Nobel Peace Prize Goes to Vice-President Gore
Former Vice-President Al Gore today won the Nobel Peace Prize for his movie An Inconvenient Truth. Gore’s movie, from 2006, is based on talks and slide shows that Gore toured extensively with after loosing the presidential election to George W. Bush in 2000. It describes the scientific data on, and portrays the effects of, global warming in an easy-to-understand manner. Earlier this year, Gore won an Academy Award for best documentary feature for his movie. Gore has won popular accolades for the film, although it has, at the same time, been criticized for portraying the science behind global warming as overly simplistic, and for exaggerating the facts and evidence. Gore shares this year’s prize with the Intergovernmental Panel on Climate Change (IPCC) – a UN body set up to assess the scientific evidence in relation to human-induced climate change.
The Nobel Committee cites Gore’s and the IPCC’s “efforts to build up and disseminate greater knowledge about man-made climate change,” as well as their endeavours to “lay the foundations for the measures that are needed to counteract such change,” as reasons for the award. The Committee further notes that “[I]ndications of changes in the earth's future climate must be treated with the utmost seriousness, and with the precautionary principle uppermost in our minds” and that climate changes “may induce large-scale migration and lead to greater competition for the earth's resources. Such changes will place particularly heavy burdens on the world's most vulnerable countries. There may be increased danger of violent conflicts and wars, within and between states.”

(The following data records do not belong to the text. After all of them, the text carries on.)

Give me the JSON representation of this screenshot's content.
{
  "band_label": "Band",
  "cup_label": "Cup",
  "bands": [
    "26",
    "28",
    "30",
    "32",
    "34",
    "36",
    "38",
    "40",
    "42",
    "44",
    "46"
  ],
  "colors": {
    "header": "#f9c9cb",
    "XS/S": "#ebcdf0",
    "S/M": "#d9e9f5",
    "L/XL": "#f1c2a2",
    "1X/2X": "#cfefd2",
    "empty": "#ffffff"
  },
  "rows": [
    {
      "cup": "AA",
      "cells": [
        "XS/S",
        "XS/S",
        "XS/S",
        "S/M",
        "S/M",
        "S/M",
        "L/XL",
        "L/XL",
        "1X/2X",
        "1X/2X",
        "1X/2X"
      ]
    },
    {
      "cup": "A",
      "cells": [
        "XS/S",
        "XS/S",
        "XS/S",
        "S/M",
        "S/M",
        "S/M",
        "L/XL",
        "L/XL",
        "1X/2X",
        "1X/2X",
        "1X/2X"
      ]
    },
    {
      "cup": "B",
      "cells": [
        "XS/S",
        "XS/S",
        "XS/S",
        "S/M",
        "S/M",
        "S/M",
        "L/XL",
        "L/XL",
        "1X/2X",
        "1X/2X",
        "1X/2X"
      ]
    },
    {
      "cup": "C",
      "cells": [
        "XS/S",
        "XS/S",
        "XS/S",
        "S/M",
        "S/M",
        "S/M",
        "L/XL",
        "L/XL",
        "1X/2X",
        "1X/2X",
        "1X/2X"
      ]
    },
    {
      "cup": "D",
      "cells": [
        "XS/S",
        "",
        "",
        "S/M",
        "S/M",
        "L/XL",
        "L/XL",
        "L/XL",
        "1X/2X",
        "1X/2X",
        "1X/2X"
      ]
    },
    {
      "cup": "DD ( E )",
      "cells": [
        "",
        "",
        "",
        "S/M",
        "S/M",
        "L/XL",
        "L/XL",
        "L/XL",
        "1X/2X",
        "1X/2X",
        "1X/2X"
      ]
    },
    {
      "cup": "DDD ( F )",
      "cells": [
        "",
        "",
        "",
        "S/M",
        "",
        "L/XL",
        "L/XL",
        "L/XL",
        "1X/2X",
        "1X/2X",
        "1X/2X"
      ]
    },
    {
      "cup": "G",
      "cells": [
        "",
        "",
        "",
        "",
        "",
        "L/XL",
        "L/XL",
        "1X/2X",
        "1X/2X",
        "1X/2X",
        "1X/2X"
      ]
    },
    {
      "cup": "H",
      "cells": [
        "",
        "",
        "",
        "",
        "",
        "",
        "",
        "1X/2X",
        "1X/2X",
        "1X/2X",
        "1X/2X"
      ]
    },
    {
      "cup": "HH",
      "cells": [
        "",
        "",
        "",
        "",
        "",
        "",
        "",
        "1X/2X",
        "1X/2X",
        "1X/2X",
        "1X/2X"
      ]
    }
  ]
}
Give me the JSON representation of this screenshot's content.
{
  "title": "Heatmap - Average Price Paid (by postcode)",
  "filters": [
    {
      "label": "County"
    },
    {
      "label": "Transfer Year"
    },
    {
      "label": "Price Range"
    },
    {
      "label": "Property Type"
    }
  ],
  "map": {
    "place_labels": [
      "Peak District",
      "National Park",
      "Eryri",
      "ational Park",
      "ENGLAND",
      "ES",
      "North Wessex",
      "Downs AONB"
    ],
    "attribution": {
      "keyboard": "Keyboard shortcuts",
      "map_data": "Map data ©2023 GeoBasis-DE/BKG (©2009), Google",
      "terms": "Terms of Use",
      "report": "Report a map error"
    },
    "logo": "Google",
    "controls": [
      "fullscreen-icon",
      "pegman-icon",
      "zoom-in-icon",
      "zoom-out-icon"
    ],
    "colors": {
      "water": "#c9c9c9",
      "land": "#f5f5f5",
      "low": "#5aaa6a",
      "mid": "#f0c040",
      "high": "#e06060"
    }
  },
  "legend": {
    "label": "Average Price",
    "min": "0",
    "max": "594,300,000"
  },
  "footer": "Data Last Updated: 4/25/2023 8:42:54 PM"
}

While the Committee is certainly right in that the effects of climate change, such as drought, flooding, and ensuing restrain on natural resources may indeed leave to conflicts, the choice of Gore as award winner is likely to be received with criticism. This, no doubt, will come from conservative circles in the US where opposition international binding targets aimed at cutting emission of CO2 gasses remains a prominent cause. In addition, the Committee is likely to be charged with choosing the winners for political rather than substantive reasons. Such criticism has persisted since the prize has been awarded to the likes of Yassar Arafat (1994), the UN (2001), Jimmy Carter (2002), and Mohamed ElBaradei (2005). Other winners include Nelson Mandela and Frederik de Klerk, Mother Theresa, and Henry Kissinger. Some of the criticism is arguably correct as Gore’s movie has, in some instances, been shown to twist the facts. In this light, the awarding of the prize to IPCC alongside Gore seems perhaps more apt. However, one reason behind awarding this year’s prize to Gore and the IPCC is to be found in the strong emphasis on the precautionary principle, which is prevalent in European policy and law-making when it comes to environmental regulation whereas the principle plays a minor role in the US. At the same time, little doubt can persist as to the effect that Gore has had on highlighting the significance and the importance of global warming. In times when even skeptical environmentalists concede that global warming is a problem, the fight against global warming deserves all the attention it can get. If the award of the Nobel Peace Prize to Al Gore and the IPCC can contribute to this, it is a much welcomed event.